3-Répondre aux enjeux environnementaux
Le commerce de gros est un secteur engagé dans une trajectoire environnementale vertueuse, mais les entreprises qui le composent doivent pouvoir opérer les transformations et changements requis de manière pragmatique. Concrètement, les grossistes proposent de :
• Laisser un temps suffisant aux entreprises pour opérer les transformations et investissements nécessaires pour satisfaire aux exigences environnementales ;
• Fixer des modalités pratiques adaptées aux distributeurs professionnels pour les REP des filières à venir ;
• Accompagner systématiquement les entreprises dans la mise en œuvre des nouveaux dispositifs environnementaux, dès lors qu’ils nécessitent des investissements lourds pour les opérateurs économiques.
4-Stabiliser la formation professionnelle
Le commerce de gros est un secteur pourvoyeur d’emploi, avec environ 85 000 nouveaux recrutements par an et 19,5% des entreprises de la branche qui recrutent en contrat d’apprentissage.
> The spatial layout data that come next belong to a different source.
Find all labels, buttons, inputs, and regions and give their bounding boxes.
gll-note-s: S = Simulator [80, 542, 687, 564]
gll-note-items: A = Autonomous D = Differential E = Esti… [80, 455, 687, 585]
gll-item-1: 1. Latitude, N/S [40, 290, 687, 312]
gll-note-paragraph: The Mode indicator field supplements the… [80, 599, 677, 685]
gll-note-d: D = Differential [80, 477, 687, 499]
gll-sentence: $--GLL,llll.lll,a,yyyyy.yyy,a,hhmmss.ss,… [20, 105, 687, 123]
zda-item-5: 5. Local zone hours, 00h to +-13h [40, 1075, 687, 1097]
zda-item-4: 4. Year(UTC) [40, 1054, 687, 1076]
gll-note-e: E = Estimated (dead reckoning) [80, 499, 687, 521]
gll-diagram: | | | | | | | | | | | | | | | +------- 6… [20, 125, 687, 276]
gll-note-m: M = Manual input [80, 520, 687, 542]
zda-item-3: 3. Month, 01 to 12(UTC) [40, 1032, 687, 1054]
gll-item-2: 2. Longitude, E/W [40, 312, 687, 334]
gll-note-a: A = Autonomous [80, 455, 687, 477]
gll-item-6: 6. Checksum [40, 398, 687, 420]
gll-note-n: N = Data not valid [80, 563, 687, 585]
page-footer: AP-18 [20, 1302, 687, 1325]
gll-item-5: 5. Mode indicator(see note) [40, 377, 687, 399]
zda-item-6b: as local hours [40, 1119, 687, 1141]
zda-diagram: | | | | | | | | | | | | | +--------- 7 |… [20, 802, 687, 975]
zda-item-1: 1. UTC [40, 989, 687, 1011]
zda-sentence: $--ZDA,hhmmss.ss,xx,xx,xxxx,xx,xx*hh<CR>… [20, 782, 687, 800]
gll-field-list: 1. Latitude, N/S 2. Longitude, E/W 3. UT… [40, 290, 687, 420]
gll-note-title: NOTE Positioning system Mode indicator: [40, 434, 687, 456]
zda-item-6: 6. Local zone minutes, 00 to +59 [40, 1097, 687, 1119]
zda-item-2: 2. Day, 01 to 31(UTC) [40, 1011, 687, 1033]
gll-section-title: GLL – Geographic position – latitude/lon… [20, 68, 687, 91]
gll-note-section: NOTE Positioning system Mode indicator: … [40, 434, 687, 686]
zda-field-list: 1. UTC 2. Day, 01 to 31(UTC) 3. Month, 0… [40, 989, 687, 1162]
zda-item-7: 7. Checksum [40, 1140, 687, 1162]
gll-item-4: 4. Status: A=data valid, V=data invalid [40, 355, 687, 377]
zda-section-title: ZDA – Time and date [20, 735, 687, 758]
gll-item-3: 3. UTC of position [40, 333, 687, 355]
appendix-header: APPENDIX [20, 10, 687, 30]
Il est désormais nécessaire d’aller plus loin en matière de formation des salariés. Concrètement, les grossistes proposent de :
• Réaliser un bilan de l’impact réel de la contribution unique à la formation professionnelle pour les entreprises ainsi que les dispositifs et, le cas échéant, réorienter la répartition des fonds ;
• Rapprocher l’offre (école) de la demande (entreprise) via le développement de partenariats et une mobilisation des régions pour répondre aux défis de l’orientation des jeunes ;
• Faire connaître aux entreprises l’offre de formation en matière d’alternance en procurant une visibilité nationale aux différents centres de formation d’apprentis (CFA) existants ;
• Tenir compte, à travers une exonération ou un crédit d’impôt, des investissements déjà réalisés par les entreprises en termes de formation et d’apprentissage.